Quote:
Originally Posted by
Lucas_G
About the 67 width for AB, I have grown more septical. Because of the recommendation of others I have tried it several times, but it seems to me a kind of "compromise". With smaller distances there seems to be more coherence to the sound stage. I often use 42 for small ensembles up to 50 cm for medium sized groups. For large orchestra I either choose very wide (150 to 250 cm) and fix the whole in the middle with other mics, or try to broaden things a little with outriggers.
With this sort of determination on site, pre-concert or pre-recording session, you're going to be making your spacing decisions on headphones or portable-enough monitor speakers in a (very likely) untreated general purpose room or office or green room...unless you're lucky enough to be in a facility which accommodates regular recordings, and has thus created a dedicated control room ?
So you're making decisions about relative phase integrity, stereo image width, bass extension etc on a set of compromised transducers, in a relatively unknown or hostile room.
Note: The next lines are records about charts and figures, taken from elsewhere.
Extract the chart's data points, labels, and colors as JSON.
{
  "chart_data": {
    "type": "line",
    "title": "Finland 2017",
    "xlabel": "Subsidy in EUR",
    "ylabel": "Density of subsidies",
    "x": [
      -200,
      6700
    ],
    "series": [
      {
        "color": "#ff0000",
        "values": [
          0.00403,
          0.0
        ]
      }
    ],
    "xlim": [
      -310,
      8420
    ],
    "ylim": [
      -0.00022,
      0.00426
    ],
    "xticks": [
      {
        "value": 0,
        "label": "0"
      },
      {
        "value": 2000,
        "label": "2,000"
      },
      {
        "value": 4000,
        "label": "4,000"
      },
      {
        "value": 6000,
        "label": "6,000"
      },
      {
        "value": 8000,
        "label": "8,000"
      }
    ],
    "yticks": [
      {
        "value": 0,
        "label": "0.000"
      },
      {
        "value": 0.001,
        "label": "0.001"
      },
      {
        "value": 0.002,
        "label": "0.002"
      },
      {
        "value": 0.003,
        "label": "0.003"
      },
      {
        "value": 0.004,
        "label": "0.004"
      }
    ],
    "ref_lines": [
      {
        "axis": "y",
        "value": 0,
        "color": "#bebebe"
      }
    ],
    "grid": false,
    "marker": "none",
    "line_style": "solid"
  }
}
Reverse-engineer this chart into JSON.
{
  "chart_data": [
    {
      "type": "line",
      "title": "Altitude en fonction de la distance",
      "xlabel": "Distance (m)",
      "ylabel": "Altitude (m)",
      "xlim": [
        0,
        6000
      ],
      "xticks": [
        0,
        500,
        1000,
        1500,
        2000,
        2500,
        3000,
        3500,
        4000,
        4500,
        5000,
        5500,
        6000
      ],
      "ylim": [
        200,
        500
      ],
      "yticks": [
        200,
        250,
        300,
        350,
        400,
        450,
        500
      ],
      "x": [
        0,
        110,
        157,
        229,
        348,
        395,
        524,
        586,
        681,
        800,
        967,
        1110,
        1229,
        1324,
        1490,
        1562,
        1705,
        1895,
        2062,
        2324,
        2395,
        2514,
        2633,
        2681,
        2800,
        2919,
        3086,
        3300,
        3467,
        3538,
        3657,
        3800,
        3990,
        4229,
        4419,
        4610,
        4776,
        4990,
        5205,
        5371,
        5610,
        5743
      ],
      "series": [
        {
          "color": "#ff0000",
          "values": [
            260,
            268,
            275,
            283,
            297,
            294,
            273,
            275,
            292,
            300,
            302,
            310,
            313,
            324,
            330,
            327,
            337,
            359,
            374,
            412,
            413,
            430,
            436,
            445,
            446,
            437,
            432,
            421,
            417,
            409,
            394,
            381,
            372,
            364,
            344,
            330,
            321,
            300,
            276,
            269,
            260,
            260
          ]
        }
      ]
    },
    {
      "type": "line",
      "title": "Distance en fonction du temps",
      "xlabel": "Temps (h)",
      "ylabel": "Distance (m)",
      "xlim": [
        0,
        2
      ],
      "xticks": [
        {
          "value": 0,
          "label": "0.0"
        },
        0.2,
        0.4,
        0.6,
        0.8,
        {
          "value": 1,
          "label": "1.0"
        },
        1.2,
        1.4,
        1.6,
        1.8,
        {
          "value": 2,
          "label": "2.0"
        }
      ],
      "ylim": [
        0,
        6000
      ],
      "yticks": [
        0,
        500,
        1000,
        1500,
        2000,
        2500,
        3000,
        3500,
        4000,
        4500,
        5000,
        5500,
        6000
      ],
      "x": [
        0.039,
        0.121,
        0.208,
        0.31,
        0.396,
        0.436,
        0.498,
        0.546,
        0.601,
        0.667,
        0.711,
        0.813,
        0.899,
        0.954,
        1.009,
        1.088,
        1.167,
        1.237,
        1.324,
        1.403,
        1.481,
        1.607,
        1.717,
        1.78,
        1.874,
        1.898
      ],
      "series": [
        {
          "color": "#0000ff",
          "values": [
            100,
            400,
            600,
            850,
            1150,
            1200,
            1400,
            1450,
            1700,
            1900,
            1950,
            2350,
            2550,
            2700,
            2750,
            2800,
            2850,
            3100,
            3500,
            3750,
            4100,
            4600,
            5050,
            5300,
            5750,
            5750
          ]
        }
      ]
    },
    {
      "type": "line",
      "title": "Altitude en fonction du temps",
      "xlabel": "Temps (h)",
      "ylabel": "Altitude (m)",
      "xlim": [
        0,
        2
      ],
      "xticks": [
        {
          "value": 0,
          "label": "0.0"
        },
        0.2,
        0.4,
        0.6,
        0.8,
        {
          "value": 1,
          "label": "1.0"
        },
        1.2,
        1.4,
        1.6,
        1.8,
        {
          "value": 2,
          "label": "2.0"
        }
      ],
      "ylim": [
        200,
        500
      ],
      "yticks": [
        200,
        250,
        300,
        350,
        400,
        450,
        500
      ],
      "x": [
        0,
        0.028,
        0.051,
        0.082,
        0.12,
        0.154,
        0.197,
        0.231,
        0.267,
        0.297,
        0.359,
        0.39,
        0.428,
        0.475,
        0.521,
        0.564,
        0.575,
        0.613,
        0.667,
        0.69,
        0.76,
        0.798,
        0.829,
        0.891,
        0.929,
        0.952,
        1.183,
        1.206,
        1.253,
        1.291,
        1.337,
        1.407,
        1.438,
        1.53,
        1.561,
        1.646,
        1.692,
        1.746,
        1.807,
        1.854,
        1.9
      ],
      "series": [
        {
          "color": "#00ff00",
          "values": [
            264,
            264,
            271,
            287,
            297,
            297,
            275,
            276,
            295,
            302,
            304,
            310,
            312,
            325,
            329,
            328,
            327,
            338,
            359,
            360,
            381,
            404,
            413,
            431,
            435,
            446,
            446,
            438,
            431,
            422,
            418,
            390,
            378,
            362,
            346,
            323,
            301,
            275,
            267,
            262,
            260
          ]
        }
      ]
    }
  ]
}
Maybe you even have a goniometer running on your DAW, or patched into a spare mixer channel ?
You can see where this is going...you're going to be relying on your knowledge of the venue, the size and scale of the ensemble (and the material to be played) and probably also upon: 1) your little notebook which you religiously carry with you to all such events...which contains details of mic type and spacing, and measurements/comments pertaining to prior successful (or otherwise) recording events there; 2) safety measures such as 4 mics on a single bar; 3) 'golden ratios' or 67 cms or other fallbacks which have had more global and general application for yourself and others in the past (ie they've been used on commercial CD releases, for example !)
Whatever data translates successfully to generating a satisfying stereo image back at base, and informs your mic placement practice at the venue, is valuable information...in what's often a compromised monitoring situation at the source of it all.